The balancer is a big counterweight that dampens the vibrations in the mechanical workings of an internal combustion engine. It probably went a little off kilter when I swapped the camshaft, and eventually it manifested itself as a wicked shimmy. See this photograph? The balancer is that thingy that looks like a wheel on the end of the crankshaft. Without the balancer, centered perfectly on the crankshaft, the engine will tear itself apart. With the balancer in place, the engine will run smoothly.
At the time my car’s motor broke, I was wrestling with my practice of Christianity. I knew that up to this time in my life, Christ definitely had not been the center of my existence. I had pushed him way out on the periphery. Of course, by doing that, the big counterweight that should have been my center was removed. Thus all the other moving parts in my life were vying for the central position. As a result, I was running as rough as my Mustang motor had been with the broken balancer. So this idea popped into my gearhead–Joe Sixpack mind: Christ is our harmonic balancer.
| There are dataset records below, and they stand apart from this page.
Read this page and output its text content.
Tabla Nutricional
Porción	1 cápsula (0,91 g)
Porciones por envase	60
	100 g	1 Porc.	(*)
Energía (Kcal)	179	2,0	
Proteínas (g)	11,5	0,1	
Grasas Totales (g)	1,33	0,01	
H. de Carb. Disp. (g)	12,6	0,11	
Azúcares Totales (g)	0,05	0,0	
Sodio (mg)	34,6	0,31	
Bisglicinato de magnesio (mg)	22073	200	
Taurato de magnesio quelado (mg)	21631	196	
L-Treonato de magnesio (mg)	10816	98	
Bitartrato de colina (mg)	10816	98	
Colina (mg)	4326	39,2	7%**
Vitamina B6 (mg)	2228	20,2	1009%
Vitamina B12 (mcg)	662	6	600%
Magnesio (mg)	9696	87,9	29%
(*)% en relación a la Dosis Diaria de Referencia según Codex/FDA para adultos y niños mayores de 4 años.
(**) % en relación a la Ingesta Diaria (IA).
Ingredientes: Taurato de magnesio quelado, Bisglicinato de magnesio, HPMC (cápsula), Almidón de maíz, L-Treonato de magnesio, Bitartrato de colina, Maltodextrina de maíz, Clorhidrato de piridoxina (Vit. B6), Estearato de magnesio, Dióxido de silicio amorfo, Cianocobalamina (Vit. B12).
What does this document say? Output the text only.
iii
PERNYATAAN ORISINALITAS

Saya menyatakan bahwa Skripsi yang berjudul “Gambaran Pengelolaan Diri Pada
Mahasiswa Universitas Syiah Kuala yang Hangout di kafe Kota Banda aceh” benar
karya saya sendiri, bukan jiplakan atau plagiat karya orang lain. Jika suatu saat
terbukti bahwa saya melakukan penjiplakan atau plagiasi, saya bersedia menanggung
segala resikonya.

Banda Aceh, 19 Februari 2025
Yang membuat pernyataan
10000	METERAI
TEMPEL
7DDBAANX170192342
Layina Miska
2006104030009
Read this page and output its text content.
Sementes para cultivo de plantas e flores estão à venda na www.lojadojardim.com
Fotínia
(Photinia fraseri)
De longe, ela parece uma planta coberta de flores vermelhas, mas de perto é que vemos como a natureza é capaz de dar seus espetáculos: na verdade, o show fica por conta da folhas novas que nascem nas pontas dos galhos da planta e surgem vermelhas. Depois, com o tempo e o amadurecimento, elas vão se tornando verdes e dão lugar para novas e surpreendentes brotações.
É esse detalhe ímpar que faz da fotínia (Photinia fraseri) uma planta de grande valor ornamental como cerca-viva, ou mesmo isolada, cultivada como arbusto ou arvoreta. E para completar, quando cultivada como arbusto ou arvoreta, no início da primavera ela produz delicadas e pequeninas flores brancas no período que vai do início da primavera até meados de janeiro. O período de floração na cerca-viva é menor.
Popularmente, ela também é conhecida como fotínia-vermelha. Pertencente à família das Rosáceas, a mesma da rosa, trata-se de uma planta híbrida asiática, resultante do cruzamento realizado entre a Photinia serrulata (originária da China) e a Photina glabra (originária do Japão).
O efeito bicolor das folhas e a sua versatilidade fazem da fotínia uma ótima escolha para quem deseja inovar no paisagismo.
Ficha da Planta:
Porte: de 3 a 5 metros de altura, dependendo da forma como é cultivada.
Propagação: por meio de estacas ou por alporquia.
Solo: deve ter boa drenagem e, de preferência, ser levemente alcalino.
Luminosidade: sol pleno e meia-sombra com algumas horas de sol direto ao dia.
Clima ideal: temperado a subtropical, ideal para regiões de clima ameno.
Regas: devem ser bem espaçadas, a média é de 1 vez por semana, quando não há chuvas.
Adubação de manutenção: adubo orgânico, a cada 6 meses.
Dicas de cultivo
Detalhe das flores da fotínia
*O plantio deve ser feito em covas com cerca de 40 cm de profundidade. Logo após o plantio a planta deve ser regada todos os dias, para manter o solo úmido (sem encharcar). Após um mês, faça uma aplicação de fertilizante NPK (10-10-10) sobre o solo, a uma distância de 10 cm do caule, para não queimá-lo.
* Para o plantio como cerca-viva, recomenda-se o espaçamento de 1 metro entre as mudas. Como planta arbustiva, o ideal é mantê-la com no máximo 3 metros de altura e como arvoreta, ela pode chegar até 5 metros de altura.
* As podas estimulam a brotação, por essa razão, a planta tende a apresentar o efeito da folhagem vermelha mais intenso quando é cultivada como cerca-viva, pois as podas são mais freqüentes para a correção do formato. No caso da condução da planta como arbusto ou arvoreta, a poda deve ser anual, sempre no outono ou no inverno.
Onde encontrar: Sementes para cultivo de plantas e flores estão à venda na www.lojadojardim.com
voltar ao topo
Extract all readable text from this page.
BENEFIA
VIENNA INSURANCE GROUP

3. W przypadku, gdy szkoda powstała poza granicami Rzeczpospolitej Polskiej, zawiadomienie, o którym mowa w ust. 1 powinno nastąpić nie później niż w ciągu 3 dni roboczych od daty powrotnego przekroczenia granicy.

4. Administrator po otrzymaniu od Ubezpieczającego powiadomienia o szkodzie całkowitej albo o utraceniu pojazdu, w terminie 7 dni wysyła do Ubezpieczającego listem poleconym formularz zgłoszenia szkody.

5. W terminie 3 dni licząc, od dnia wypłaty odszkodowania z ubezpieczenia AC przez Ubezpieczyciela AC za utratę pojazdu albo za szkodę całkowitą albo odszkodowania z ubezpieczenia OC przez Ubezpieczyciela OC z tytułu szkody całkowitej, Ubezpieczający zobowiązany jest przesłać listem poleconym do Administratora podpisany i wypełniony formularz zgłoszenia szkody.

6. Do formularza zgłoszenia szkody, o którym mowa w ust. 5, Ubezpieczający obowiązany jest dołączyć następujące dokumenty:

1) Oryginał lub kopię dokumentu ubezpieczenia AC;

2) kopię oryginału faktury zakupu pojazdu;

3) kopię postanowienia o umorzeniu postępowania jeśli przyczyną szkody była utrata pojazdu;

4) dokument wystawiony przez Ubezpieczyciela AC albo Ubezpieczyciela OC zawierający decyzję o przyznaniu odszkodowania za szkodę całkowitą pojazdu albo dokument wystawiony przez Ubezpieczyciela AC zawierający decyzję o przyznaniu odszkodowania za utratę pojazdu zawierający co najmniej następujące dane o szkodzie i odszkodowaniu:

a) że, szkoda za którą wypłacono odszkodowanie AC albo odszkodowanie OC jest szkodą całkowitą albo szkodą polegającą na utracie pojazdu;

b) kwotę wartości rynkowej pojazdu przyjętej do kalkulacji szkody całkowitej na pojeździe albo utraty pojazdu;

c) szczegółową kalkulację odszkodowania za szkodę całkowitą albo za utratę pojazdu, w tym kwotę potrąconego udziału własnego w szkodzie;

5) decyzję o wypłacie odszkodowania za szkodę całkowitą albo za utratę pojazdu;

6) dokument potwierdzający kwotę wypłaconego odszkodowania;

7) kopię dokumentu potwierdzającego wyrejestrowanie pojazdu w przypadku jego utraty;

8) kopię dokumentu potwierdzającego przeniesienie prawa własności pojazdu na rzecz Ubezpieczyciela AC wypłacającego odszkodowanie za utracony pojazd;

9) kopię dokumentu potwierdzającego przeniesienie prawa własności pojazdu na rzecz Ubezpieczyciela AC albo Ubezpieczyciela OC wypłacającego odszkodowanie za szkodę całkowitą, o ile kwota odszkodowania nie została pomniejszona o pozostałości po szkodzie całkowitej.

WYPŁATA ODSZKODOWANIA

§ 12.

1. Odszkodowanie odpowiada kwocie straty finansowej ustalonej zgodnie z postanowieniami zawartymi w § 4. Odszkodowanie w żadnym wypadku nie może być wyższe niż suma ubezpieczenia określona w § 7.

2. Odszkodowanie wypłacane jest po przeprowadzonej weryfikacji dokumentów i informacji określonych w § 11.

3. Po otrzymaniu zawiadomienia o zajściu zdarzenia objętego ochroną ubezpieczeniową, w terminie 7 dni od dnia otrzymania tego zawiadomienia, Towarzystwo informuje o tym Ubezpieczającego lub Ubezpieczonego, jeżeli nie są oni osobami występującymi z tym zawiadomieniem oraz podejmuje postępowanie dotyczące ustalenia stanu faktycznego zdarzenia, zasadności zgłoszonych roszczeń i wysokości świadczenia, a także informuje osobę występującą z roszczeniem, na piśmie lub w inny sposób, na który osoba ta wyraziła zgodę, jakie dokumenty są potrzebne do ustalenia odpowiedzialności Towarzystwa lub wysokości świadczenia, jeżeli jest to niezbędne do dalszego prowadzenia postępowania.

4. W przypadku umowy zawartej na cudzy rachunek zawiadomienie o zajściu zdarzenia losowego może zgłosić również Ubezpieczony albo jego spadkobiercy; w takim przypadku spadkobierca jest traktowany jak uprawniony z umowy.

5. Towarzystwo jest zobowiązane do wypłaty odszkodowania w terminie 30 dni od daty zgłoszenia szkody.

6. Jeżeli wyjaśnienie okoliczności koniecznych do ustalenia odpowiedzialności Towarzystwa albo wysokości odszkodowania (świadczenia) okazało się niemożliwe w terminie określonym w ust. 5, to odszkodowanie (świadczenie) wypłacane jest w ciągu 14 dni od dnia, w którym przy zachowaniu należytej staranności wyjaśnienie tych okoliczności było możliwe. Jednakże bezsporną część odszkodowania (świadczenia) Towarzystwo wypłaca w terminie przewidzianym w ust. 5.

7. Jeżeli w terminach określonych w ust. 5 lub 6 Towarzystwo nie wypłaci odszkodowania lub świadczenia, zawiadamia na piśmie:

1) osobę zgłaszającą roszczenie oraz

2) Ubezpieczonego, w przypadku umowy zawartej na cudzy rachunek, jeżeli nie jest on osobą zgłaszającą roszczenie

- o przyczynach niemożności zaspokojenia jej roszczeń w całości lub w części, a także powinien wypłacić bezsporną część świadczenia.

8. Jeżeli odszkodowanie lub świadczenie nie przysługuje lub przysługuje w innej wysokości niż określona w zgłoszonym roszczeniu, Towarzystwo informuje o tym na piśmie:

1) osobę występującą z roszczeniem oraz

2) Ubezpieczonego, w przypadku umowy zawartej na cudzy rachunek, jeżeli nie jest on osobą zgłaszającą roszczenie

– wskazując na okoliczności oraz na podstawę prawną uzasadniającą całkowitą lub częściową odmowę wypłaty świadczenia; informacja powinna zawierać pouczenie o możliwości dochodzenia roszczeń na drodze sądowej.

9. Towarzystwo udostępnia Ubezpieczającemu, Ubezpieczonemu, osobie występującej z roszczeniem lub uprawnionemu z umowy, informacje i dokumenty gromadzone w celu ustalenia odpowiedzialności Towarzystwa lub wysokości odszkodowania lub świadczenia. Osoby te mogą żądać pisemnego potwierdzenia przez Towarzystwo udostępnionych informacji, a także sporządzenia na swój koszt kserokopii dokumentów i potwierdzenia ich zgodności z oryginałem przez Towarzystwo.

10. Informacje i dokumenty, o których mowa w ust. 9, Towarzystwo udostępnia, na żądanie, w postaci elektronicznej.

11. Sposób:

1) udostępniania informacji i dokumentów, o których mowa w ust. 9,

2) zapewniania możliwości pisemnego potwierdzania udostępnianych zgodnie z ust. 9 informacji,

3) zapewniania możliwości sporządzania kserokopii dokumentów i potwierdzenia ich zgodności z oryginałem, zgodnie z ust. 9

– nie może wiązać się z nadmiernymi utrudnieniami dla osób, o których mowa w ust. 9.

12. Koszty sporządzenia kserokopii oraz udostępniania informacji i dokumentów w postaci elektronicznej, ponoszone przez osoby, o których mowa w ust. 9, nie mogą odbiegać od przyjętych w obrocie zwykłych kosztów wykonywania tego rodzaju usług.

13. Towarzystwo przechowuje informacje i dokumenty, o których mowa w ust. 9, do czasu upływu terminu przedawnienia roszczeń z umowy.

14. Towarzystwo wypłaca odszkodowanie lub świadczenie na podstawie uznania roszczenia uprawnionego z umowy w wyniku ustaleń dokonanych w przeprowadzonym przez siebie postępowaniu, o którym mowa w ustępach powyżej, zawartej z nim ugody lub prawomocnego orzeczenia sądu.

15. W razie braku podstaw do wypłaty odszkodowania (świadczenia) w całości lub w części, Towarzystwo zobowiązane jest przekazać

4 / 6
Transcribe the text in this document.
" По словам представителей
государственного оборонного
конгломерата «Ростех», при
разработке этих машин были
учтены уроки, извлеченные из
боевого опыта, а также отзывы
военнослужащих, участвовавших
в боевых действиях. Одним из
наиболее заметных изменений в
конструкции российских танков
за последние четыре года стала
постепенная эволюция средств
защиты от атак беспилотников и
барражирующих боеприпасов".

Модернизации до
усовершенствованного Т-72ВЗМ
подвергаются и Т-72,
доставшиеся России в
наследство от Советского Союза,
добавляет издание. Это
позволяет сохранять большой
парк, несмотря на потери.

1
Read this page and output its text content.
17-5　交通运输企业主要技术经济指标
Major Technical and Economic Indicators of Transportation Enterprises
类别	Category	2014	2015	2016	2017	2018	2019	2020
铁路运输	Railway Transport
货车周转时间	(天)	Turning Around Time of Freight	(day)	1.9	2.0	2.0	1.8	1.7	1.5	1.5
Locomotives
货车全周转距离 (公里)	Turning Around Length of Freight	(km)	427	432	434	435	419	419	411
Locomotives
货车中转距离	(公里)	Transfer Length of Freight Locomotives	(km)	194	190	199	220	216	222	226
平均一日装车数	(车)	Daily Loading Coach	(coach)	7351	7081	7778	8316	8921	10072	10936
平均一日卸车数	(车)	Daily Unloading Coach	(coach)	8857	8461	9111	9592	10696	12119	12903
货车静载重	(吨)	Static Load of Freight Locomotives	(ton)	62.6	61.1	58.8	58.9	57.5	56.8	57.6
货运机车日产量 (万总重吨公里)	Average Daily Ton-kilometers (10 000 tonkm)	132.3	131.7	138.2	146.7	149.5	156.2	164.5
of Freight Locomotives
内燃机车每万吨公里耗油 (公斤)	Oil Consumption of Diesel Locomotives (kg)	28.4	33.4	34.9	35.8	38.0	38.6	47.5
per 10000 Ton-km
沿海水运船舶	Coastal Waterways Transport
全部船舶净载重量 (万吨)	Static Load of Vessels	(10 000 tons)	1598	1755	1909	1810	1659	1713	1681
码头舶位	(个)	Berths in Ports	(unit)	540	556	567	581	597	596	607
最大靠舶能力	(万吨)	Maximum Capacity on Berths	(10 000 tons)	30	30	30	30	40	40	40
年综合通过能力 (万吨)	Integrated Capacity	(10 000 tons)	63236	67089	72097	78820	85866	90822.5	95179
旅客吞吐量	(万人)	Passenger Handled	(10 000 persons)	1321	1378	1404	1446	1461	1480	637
The idea of having Christ at our center isn’t mine, it is God’s. And this handy little diagram isn’t my idea either. But until the motor in my Mustang broke, I didn’t really “get” the ramifications of not having Christ as the center. This incident with the harmonic balancer was when theory and practical application came together for me. It is why I understand that putting sports, or anything else for that matter, at the center of your life instead of Christ will lead to oblivion.